A sensible characterization of mode, median, and mean

Tuesday September 17, 2013

Often "types of data" are introduced all together, and then "measures of central tendency" are introduced all together. For "types of data" I mean nominal, ordinal, and numeric (leaving aside interval vs. ratio). For "measures of central tendency" I mean mode, median, and mean.

A common response to this exposition, even if median is justified with reference to skew, is that mode is a stupid thing and its inclusion in the list is almost insulting.

A much nicer exposition would introduce each type of data together with the "measure of central tendency" that is in some sense the best you can do for that type of data.

With nominal data the best you can do is frequency counts. Mode reports the most common thing. The mode of an election is (often) the winner. This is useful.

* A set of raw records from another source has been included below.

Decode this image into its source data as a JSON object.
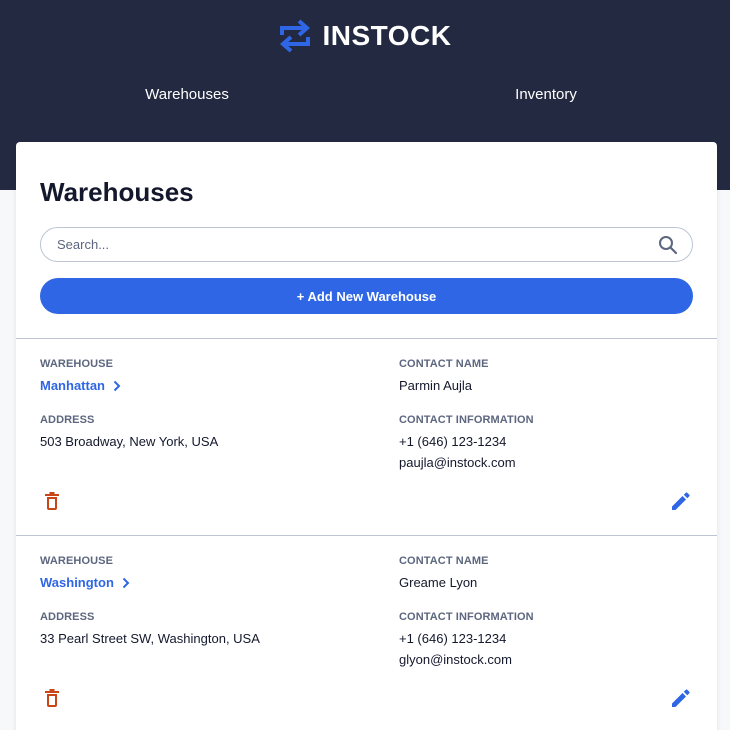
{
  "brand": {
    "name": "INSTOCK",
    "logo_icon": "swap-arrows-icon",
    "logo_color": "#2E66E5"
  },
  "nav": {
    "items": [
      {
        "label": "Warehouses"
      },
      {
        "label": "Inventory"
      }
    ]
  },
  "page": {
    "title": "Warehouses",
    "search_placeholder": "Search...",
    "search_value": "",
    "add_button_label": "+ Add New Warehouse"
  },
  "labels": {
    "warehouse": "WAREHOUSE",
    "contact_name": "CONTACT NAME",
    "address": "ADDRESS",
    "contact_information": "CONTACT INFORMATION"
  },
  "warehouses": [
    {
      "name": "Manhattan",
      "address": "503 Broadway, New York, USA",
      "contact_name": "Parmin Aujla",
      "phone": "+1 (646) 123-1234",
      "email": "paujla@instock.com"
    },
    {
      "name": "Washington",
      "address": "33 Pearl Street SW, Washington, USA",
      "contact_name": "Greame Lyon",
      "phone": "+1 (646) 123-1234",
      "email": "glyon@instock.com"
    }
  ],
  "colors": {
    "header_bg": "#232940",
    "accent": "#2E66E5",
    "delete": "#C94515",
    "text_primary": "#13182C",
    "text_secondary": "#5C667E",
    "border": "#BDC5D5"
  }
}
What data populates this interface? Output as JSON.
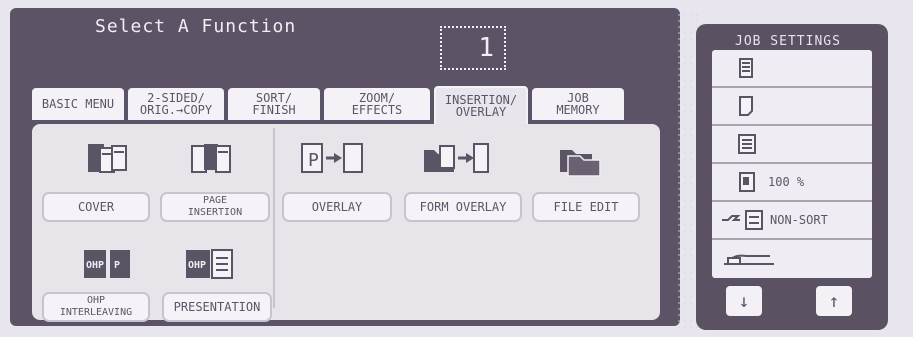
{
  "header": {
    "title": "Select A Function",
    "copy_count": "1"
  },
  "tabs": [
    {
      "id": "basic",
      "label1": "BASIC MENU",
      "label2": ""
    },
    {
      "id": "two_sided",
      "label1": "2-SIDED/",
      "label2": "ORIG.→COPY"
    },
    {
      "id": "sort",
      "label1": "SORT/",
      "label2": "FINISH"
    },
    {
      "id": "zoom",
      "label1": "ZOOM/",
      "label2": "EFFECTS"
    },
    {
      "id": "insertion",
      "label1": "INSERTION/",
      "label2": "OVERLAY",
      "active": true
    },
    {
      "id": "job",
      "label1": "JOB",
      "label2": "MEMORY"
    }
  ],
  "functions": {
    "cover": {
      "label": "COVER"
    },
    "page_insertion": {
      "label1": "PAGE",
      "label2": "INSERTION"
    },
    "overlay": {
      "label": "OVERLAY"
    },
    "form_overlay": {
      "label": "FORM OVERLAY"
    },
    "file_edit": {
      "label": "FILE EDIT"
    },
    "ohp_interleaving": {
      "label1": "OHP",
      "label2": "INTERLEAVING"
    },
    "presentation": {
      "label": "PRESENTATION"
    }
  },
  "sidebar": {
    "title": "JOB SETTINGS",
    "rows": [
      {
        "icon": "two-sided-original-icon",
        "text": ""
      },
      {
        "icon": "single-sheet-icon",
        "text": ""
      },
      {
        "icon": "text-page-icon",
        "text": ""
      },
      {
        "icon": "zoom-page-icon",
        "text": "100 %"
      },
      {
        "icon": "sort-icon",
        "text": "NON-SORT"
      },
      {
        "icon": "tray-icon",
        "text": ""
      }
    ],
    "down_arrow": "↓",
    "up_arrow": "↑"
  }
}
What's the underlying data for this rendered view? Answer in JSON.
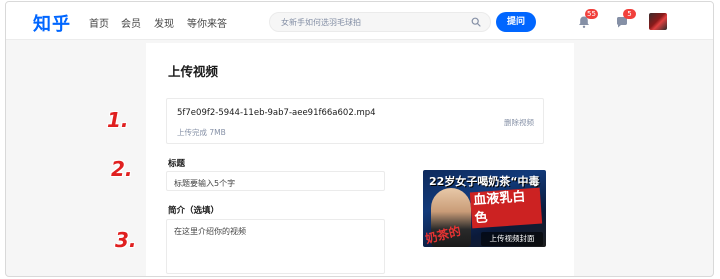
{
  "nav": {
    "logo": "知乎",
    "links": [
      "首页",
      "会员",
      "发现",
      "等你来答"
    ],
    "search_placeholder": "女新手如何选羽毛球拍",
    "ask_label": "提问",
    "notification_count": "55",
    "message_count": "5"
  },
  "page": {
    "title": "上传视频",
    "file": {
      "name": "5f7e09f2-5944-11eb-9ab7-aee91f66a602.mp4",
      "status": "上传完成 7MB",
      "delete_label": "删除视频"
    },
    "title_field": {
      "label": "标题",
      "value": "标题要输入5个字"
    },
    "intro_field": {
      "label": "简介（选填）",
      "value": "在这里介绍你的视频"
    },
    "cover": {
      "line1": "22岁女子喝奶茶“中毒",
      "line2": "血液乳白色",
      "line3": "奶茶的",
      "button": "上传视频封面"
    }
  },
  "steps": [
    "1.",
    "2.",
    "3."
  ],
  "colors": {
    "brand": "#0066ff",
    "badge": "#f1403c",
    "step": "#e02020"
  }
}
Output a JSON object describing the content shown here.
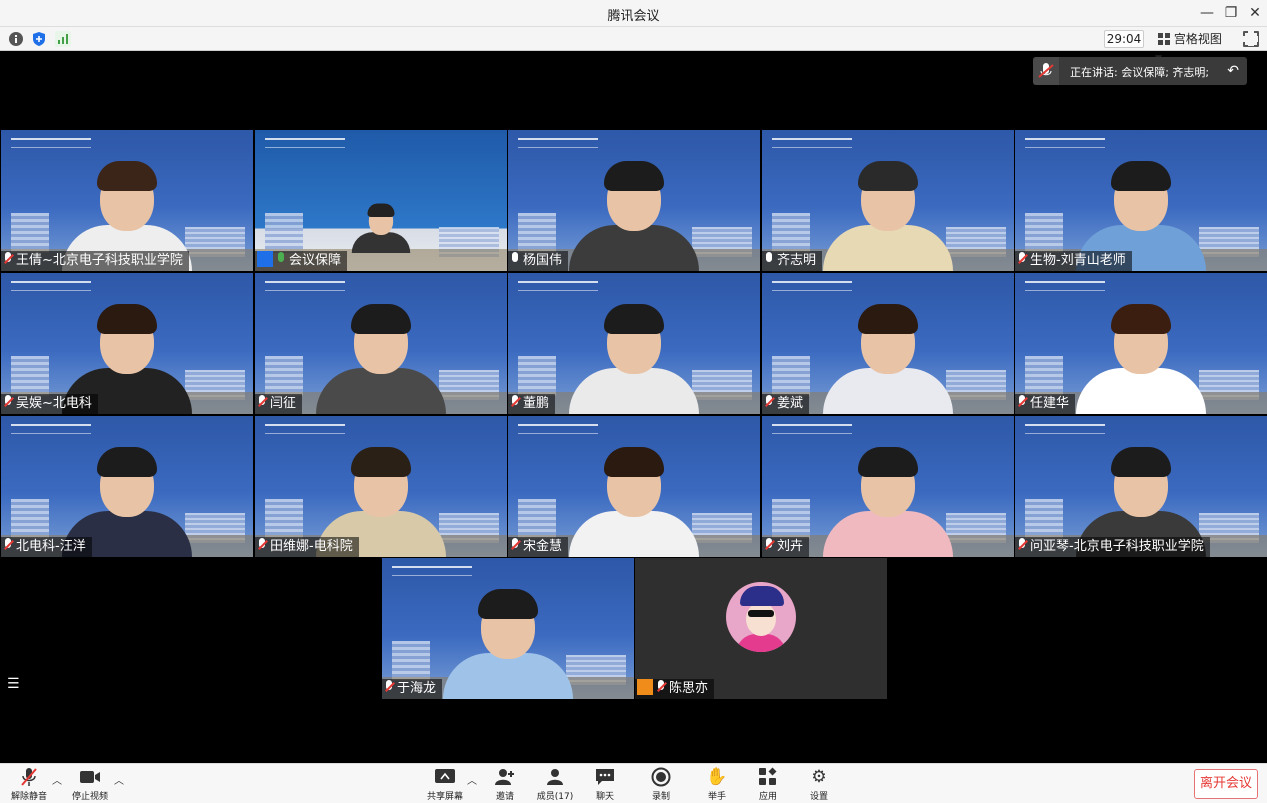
{
  "window": {
    "title": "腾讯会议"
  },
  "toolbar": {
    "timer": "29:04",
    "view_label": "宫格视图"
  },
  "speaking": {
    "label": "正在讲话: 会议保障; 齐志明;"
  },
  "participants": [
    {
      "name": "王倩~北京电子科技职业学院",
      "muted": true
    },
    {
      "name": "会议保障",
      "muted": false,
      "host": true
    },
    {
      "name": "杨国伟",
      "muted": false
    },
    {
      "name": "齐志明",
      "muted": false
    },
    {
      "name": "生物-刘青山老师",
      "muted": true
    },
    {
      "name": "吴娱~北电科",
      "muted": true
    },
    {
      "name": "闫征",
      "muted": true
    },
    {
      "name": "董鹏",
      "muted": true
    },
    {
      "name": "姜斌",
      "muted": true
    },
    {
      "name": "任建华",
      "muted": true
    },
    {
      "name": "北电科-汪洋",
      "muted": true
    },
    {
      "name": "田维娜-电科院",
      "muted": true
    },
    {
      "name": "宋金慧",
      "muted": true
    },
    {
      "name": "刘卉",
      "muted": true
    },
    {
      "name": "问亚琴-北京电子科技职业学院",
      "muted": true
    },
    {
      "name": "于海龙",
      "muted": true
    },
    {
      "name": "陈思亦",
      "muted": true,
      "host": true
    }
  ],
  "bottombar": {
    "unmute": "解除静音",
    "stop_video": "停止视频",
    "share": "共享屏幕",
    "invite": "邀请",
    "members": "成员(17)",
    "chat": "聊天",
    "record": "录制",
    "raise_hand": "举手",
    "apps": "应用",
    "settings": "设置",
    "leave": "离开会议"
  },
  "colors": {
    "accent": "#1e6fe8",
    "leave": "#e53935",
    "tile_bg": "#2e58a8"
  }
}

With ordinal data you can do better by putting everything in order. Now even if there are 8 A's, 6 B's, and 7 C's, still B is more representative for its middle-ness.

Finally with numeric data you can take the mean, and you may want to or you may not want to, but people often do and they may well be right to.

Described this way, the types of data and the ways of measuring them have a pleasant pattern - an organized relationship that gives every part more meaning.

Intro statistics textbook authors, you may update your texts! (Do any already point this out? I don't recall ever seeing it written.) (Also, I don't particularly like the term "measure of central tendency" so I keep it in scare quotes throughout.)

This post was originally hosted elsewhere.